Het Victoriaanse spookverhaal is een van die vreemde genres die zijn knikken gladstrijken en ongelooflijk snel in zijn details zijn gestold, binnen een tijdsbestek van slechts een paar decennia, zodat de meesten die later het genre aannemen het op de een of andere manier moeten erkennen. Hetzelfde gebeurde met film noir: het was zo populair en zo gecodificeerd tijdens zijn bloeitijd in de jaren 1940 en vroege jaren 1950 dat elke film noir nu, vaak bewust en speels, volledig afhankelijk is van tropes uit die tijd. (Denken aan Steen, Kus kus knal knal, of zelfs Rijden, wat meer een hardgekookte film is.)
Een jonge vrouw leest zenuwachtig een spookverhaal, 1874. (Foto: Wellcome Images / WikiCommons CC BY 4.0)
Op dezelfde manier vertelden veel van de overvloed aan spookverhalen die volgden op het Victoriaanse tijdperk hun verhalenvertellers door hun eigen verhalen in hun verhaal te plaatsen.
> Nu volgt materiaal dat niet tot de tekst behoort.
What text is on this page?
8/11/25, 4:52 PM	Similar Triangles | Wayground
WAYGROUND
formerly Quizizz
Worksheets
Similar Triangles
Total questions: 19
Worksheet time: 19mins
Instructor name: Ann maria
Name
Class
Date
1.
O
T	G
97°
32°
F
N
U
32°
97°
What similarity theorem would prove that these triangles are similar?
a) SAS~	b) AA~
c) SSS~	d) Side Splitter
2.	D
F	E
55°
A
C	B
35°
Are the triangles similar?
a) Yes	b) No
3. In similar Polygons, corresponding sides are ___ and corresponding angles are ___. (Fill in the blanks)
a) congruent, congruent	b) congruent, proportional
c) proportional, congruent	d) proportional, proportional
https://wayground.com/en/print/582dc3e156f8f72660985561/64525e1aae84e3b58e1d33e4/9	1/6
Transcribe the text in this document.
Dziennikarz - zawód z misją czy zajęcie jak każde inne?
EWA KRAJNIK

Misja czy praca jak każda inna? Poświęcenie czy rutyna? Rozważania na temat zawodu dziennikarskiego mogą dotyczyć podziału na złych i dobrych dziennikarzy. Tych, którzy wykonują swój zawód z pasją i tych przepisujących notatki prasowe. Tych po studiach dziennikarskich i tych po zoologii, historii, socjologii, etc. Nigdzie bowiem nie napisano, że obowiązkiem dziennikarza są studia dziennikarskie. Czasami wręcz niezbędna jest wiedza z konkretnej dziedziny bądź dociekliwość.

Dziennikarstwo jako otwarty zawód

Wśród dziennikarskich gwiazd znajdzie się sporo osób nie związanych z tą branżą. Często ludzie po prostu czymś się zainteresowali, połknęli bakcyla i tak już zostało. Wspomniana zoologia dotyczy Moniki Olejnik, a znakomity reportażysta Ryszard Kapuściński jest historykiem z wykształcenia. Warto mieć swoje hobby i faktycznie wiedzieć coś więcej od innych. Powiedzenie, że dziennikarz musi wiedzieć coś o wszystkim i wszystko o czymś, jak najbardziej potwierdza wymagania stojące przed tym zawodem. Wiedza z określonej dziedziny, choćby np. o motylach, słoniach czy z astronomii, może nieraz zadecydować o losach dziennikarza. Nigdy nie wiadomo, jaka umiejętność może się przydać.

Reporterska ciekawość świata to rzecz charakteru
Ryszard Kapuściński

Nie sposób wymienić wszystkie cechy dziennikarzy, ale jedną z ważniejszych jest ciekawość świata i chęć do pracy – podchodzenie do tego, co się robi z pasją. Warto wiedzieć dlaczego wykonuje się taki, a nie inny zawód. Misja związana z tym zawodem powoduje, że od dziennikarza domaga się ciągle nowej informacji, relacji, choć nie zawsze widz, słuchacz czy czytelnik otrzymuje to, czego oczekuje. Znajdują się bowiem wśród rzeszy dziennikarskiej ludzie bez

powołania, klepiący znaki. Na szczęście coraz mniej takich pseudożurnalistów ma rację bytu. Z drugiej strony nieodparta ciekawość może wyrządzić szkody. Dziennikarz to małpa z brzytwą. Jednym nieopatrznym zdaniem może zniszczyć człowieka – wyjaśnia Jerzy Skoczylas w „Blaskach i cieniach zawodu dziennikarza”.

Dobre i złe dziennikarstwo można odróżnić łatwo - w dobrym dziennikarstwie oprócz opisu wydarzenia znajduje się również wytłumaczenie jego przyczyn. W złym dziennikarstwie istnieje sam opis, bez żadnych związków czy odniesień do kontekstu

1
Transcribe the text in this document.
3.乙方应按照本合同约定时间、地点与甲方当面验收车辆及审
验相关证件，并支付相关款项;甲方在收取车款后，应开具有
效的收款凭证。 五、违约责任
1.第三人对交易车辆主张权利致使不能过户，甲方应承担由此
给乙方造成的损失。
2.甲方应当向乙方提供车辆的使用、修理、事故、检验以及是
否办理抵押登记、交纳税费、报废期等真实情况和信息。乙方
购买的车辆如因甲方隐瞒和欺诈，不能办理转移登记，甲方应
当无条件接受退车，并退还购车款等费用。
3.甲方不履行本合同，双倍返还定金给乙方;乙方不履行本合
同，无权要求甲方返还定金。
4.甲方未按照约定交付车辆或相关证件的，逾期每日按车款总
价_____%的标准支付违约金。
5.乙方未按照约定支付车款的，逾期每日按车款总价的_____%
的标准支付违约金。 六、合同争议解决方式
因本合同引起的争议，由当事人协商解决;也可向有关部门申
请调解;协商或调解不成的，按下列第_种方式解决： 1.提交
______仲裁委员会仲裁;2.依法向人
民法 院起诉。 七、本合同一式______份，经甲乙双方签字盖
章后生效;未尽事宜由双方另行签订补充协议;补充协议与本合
Kleding is gemakkelijk: denk aan Nearly Headless Nick, de geest van het Gryffindor-huis in de Harry Potter series, of de vele, vele verwijzingen naar het Victoriaanse tijdperk in Lev Grossman's door en door modern De magiërs serie. Hier is er een, uit het eerste boek in die reeks: "Brakebills [de magische school van het boek] was grotendeels afhankelijk van technologie uit het Victoriaanse tijdperk. Het was geen genegenheid, of niet helemaal; elektronica, vertelde Quentin, gedroeg zich onvoorspelbaar in aanwezigheid van tovenarij. "
Dus het is niet zozeer dat spoken altijd Victoriaanse kleding dragen; het is meer dat de spookverhalen uit het Victoriaanse tijdperk een te grote invloed hebben op een bovennatuurlijke vertelkunst in de Engelse taalcanon die daarop volgde. En sinds de literatuur (of film; kijk naar de recente film Crimson Peak, een spookachtige Guillermo del Toro-film die zich afspeelt in het Victoriaanse tijdperk en spectaculaire kostuums gebruikt) is gebaseerd op het voortbouwen op wat eerder kwam, die invloed manifesteert zich vaak in kleine knikjes - zoals een spookachtig korset.